Our forecast, which gives Brazil a 54 percent chance of treating its home fans to a title, doesn’t account for these player absences. This article will attempt to measure their impact and recalculate the numbers.
We have some reasonably good news for Brazil. Even without Neymar and Silva, the team remains the leading contender to win the World Cup in our estimation. You may or may not agree with the math, but the intuition behind it is this: Soccer is a team sport, and Brazil is a very deep team. Whether Brazil is better than Germany without Neymar and Silva is up for debate. However, Brazil will play at home, where the national team hasn’t lost a competitive match since 1975.
Our rating system
Our World Cup forecasts are based on ESPN’s Soccer Power Index (SPI). SPI is essentially two ratings systems rolled into one. It measures a national team’s performance, placing more weight on its most competitive matches, and evaluates the talent on its roster based on players’ performance in national and club matches.
The player ratings work by means of a plus-minus system that assigns or subtracts points from players based on goals scored and allowed at the time they’re on the pitch. They include data from national team matches, along with the top-flight club leagues in Spain, England, Italy, Germany and France, and matches from the Champions League.

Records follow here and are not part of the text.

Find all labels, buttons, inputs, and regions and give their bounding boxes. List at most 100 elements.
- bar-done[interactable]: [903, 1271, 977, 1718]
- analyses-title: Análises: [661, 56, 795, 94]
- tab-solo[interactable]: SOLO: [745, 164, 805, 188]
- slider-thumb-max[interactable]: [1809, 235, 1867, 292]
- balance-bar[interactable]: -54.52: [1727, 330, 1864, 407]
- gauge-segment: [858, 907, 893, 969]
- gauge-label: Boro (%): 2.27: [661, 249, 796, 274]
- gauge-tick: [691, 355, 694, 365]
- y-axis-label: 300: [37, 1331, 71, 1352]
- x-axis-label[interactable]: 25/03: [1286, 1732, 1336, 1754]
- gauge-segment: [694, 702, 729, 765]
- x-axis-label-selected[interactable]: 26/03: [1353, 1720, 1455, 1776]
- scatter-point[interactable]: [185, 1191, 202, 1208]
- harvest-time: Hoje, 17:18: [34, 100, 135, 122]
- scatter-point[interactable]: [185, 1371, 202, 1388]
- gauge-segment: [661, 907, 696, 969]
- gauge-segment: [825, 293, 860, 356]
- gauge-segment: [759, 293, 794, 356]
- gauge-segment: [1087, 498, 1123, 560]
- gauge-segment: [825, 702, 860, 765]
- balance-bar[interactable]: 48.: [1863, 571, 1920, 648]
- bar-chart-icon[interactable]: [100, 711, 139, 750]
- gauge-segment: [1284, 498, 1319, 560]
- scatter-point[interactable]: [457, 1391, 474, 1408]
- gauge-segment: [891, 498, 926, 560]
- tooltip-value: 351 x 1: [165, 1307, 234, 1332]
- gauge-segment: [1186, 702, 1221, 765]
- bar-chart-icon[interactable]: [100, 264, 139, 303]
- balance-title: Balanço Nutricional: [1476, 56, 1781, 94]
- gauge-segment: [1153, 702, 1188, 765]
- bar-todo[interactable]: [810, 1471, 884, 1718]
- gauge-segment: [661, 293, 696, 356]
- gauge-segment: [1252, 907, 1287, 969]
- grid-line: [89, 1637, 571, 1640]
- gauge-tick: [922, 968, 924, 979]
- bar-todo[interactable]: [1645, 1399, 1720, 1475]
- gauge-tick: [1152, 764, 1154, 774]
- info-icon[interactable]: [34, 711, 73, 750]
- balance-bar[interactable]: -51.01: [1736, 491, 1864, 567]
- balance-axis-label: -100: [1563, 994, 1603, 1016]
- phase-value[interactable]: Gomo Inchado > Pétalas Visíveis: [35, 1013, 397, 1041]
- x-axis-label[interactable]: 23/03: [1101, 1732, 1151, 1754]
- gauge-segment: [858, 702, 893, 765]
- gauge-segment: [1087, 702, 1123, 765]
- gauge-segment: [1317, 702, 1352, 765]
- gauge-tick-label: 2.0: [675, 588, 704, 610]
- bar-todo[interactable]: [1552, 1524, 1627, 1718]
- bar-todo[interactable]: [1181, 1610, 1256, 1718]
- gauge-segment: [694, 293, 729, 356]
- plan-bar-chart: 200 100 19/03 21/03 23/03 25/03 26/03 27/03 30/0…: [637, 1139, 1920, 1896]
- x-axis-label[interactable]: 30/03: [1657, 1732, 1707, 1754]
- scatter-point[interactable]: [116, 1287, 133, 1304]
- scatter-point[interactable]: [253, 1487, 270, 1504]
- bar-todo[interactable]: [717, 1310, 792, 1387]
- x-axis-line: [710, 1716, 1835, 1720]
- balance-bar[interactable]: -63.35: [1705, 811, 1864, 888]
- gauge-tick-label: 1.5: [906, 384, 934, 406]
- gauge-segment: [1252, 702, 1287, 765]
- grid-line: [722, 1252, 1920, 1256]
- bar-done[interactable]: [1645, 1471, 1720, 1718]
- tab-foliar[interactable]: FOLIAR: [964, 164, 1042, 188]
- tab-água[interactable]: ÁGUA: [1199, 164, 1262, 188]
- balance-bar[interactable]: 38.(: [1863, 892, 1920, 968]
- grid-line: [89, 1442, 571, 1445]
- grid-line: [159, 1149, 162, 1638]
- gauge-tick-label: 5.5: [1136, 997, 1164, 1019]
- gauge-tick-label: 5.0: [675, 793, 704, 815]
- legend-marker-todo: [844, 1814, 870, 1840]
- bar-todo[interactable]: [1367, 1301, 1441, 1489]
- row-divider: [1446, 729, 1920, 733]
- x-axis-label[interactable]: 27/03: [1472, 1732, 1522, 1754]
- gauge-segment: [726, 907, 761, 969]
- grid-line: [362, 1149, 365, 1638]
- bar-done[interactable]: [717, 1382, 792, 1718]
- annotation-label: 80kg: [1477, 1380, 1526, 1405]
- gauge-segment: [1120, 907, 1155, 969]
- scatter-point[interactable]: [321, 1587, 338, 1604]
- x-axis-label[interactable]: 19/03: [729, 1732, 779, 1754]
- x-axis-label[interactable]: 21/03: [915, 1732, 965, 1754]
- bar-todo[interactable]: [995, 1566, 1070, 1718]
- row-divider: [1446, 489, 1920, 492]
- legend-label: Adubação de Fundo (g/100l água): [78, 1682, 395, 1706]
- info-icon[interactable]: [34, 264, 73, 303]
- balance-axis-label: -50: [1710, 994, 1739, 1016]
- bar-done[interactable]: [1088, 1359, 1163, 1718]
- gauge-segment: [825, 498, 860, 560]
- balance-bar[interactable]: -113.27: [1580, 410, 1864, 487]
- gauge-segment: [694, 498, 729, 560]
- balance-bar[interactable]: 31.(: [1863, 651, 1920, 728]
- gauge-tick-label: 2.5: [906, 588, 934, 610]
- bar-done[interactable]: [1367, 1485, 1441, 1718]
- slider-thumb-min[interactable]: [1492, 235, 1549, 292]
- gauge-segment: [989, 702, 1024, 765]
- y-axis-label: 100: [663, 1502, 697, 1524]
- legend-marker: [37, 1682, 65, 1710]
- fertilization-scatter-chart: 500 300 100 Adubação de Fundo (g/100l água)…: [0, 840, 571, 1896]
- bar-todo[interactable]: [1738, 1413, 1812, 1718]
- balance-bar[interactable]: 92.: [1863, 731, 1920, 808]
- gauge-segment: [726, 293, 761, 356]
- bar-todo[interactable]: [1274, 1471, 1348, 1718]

In principle, the system operates something like this. The average English Premier League team scores and allows about 1.4 goals per game. But let’s say Arsenal wins a game 3-1 instead against an average EPL opponent. Its three goals scored are 1.6 goals above the league average, so we have 1.6 goals worth of extra credit to apportion out to the players who were on the pitch at the time. Arsenal also allowed 0.4 goals less than average, so there’s 0.4 goals worth of defensive credit to split up, too.